Six short stories about Henry Kane’s private detective character Peter Chambers. Anthony Boucher blurbed it as “A phenomenally generous volume of tales neatly plotted and blithely told.” Fair enough.
It’s of interest because it represents Chambers’ early career. This is a 1968 edition, but the book dates back to 1957. All of the stories were originally published in 1953 and ’54 except for one from 1947, the year in which the first Chambers novel was released. Kane’s style was already in full flower.
Kane is obsessed with description—of women, of course, but also of rooms. Every room Chambers steps into gets a paragraph of inventory; some of them get half a page. And his description of things is insistently clever:
“Her eyes were blue and shining, her lips red and shining, her hair gold and shining.”
A fellow who talks to himself that way makes an amusing first-person narrator. But when he keeps this ironic attitude in descriptions of dead bodies, fistfights, and races against time, it puts events at a distance. The performance of the raconteur is what gets attention.

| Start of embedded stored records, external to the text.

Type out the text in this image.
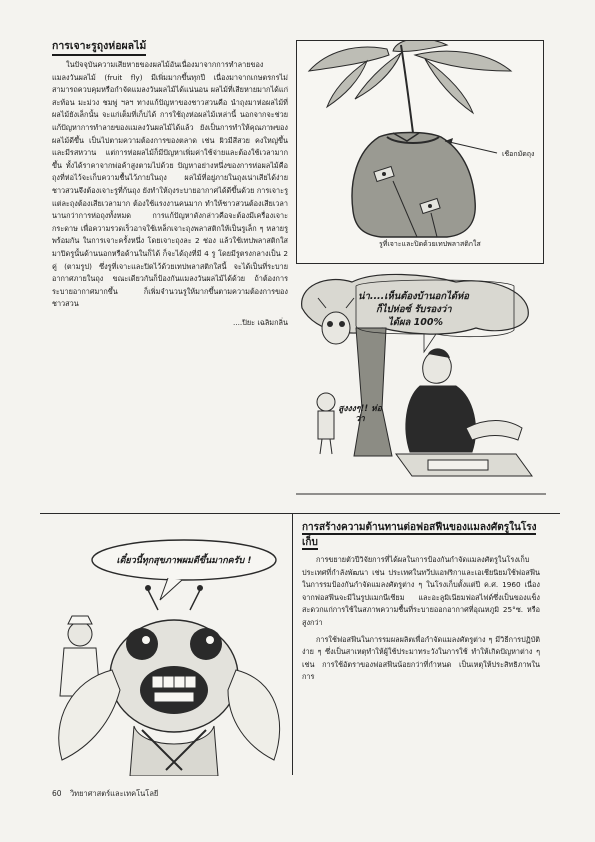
การเจาะรูถุงห่อผลไม้

ในปัจจุบันความเสียหายของผลไม้อันเนื่องมาจากการทำลายของแมลงวันผลไม้ (fruit fly) มีเพิ่มมากขึ้นทุกปี เนื่องมาจากเกษตรกรไม่สามารถควบคุมหรือกำจัดแมลงวันผลไม้ได้แน่นอน ผลไม้ที่เสียหายมากได้แก่ สะท้อน มะม่วง ชมพู่ ฯลฯ ทางแก้ปัญหาของชาวสวนคือ นำถุงมาห่อผลไม้ที่ผลไม้ยังเล็กนั้น จะแก่เต็มที่เก็บได้ การใช้ถุงห่อผลไม้เหล่านี้ นอกจากจะช่วยแก้ปัญหาการทำลายของแมลงวันผลไม้ได้แล้ว ยังเป็นการทำให้คุณภาพของผลไม้ดีขึ้น เป็นไปตามความต้องการของตลาด เช่น ผิวมีสีสวย คงใหญ่ขึ้น และมีรสหวาน แต่การห่อผลไม้ก็มีปัญหาเพิ่มค่าใช้จ่ายและต้องใช้เวลามากขึ้น ทั้งได้ราคาจากพ่อค้าสูงตามไปด้วย ปัญหาอย่างหนึ่งของการห่อผลไม้คือถุงที่ห่อไว้จะเก็บความชื้นไว้ภายในถุง ผลไม้ที่อยู่ภายในถุงเน่าเสียได้ง่าย ชาวสวนจึงต้องเจาะรูที่ก้นถุง ยังทำให้ถุงระบายอากาศได้ดีขึ้นด้วย การเจาะรูแต่ละถุงต้องเสียเวลามาก ต้องใช้แรงงานคนมาก ทำให้ชาวสวนต้องเสียเวลานานกว่าการห่อถุงทั้งหมด การแก้ปัญหาดังกล่าวคือจะต้องมีเครื่องเจาะกระดาษ เพื่อความรวดเร็วอาจใช้เหล็กเจาะถุงพลาสติกให้เป็นรูเล็ก ๆ หลายรูพร้อมกัน ในการเจาะครั้งหนึ่ง โดยเจาะถุงละ 2 ช่อง แล้วใช้เทปพลาสติกใสมาปิดรูนั้นด้านนอกหรือด้านในก็ได้ ก็จะได้ถุงที่มี 4 รู โดยมีรูตรงกลางเป็น 2 คู่ (ตามรูป) ซึ่งรูที่เจาะและปิดไว้ด้วยเทปพลาสติกใสนี้ จะได้เป็นที่ระบายอากาศภายในถุง ขณะเดียวกันก็ป้องกันแมลงวันผลไม้ได้ด้วย ถ้าต้องการระบายอากาศมากขึ้น ก็เพิ่มจำนวนรูให้มากขึ้นตามความต้องการของชาวสวน

....ปิยะ เฉลิมกลิ่น

เชือกมัดถุง
รูที่เจาะและปิดด้วยเทปพลาสติกใส
น่า....เห็นต้องบ้านอกได้ห่อ
ก็ไปห่อซ์ รับรองว่า
ได้ผล 100%
สูงงงๆ!! ห่อว่า
เดี๋ยวนี้ทุกสุขภาพผมดีขึ้นมากครับ !
การสร้างความต้านทานต่อฟอสฟีนของแมลงศัตรูในโรงเก็บ

การขยายตัวปีวิจัยการที่ได้ผลในการป้องกันกำจัดแมลงศัตรูในโรงเก็บ ประเทศที่กำลังพัฒนา เช่น ประเทศในทวีปแอฟริกาและเอเชียนิยมใช้ฟอสฟีนในการรมป้องกันกำจัดแมลงศัตรูต่าง ๆ ในโรงเก็บตั้งแต่ปี ค.ศ. 1960 เนื่องจากฟอสฟีนจะมีในรูปแมกนีเซียม และอะลูมิเนียมฟอสไฟด์ซึ่งเป็นของแข็งสะดวกแก่การใช้ในสภาพความชื้นที่ระบายออกอากาศที่อุณหภูมิ 25°ซ. หรือสูงกว่า

การใช้ฟอสฟีนในการรมผลผลิตเพื่อกำจัดแมลงศัตรูต่าง ๆ มีวิธีการปฏิบัติง่าย ๆ ซึ่งเป็นสาเหตุทำให้ผู้ใช้ประมาทระวังในการใช้ ทำให้เกิดปัญหาต่าง ๆ เช่น การใช้อัตราของฟอสฟีนน้อยกว่าที่กำหนด เป็นเหตุให้ประสิทธิภาพในการ

60 วิทยาศาสตร์และเทคโนโลยี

So, other than being a chatterbox, Chambers has little presence on the page. But he moves quickly from one thing to the next with a minimum of explanation. And Kane ingeniously uses the sex interludes, drinking bouts, and critiques of interior design as misdirection to sustain the mystery plot. The plotting is fair-play—the reader gets all the clues—but the clues don’t stand out amid all the inventories of furniture and body parts.
This is smart writing.
Apparently devotees of private eye fiction look down on Kane a bit. Maybe his use of an urban American milieu—a world of gambling houses, showgirls, cigar-chewing police detectives, and gangsters with tommy guns—makes readers think that Kane is working the same tough streets as Hammett, Chandler, Ross MacDonald, and so on. But if he constructs his crime stories to function primarily as a game, then he is working in an older vein, Conan Doyle and John Dickson Carr, which was elaborated by Agatha Christie et al into a sort of melodrama of manners. Don’t think of him as a follower of Chandler or the guy who wrote THE GLASS KEY. He’s more like the Hammett who wrote THE THIN MAN.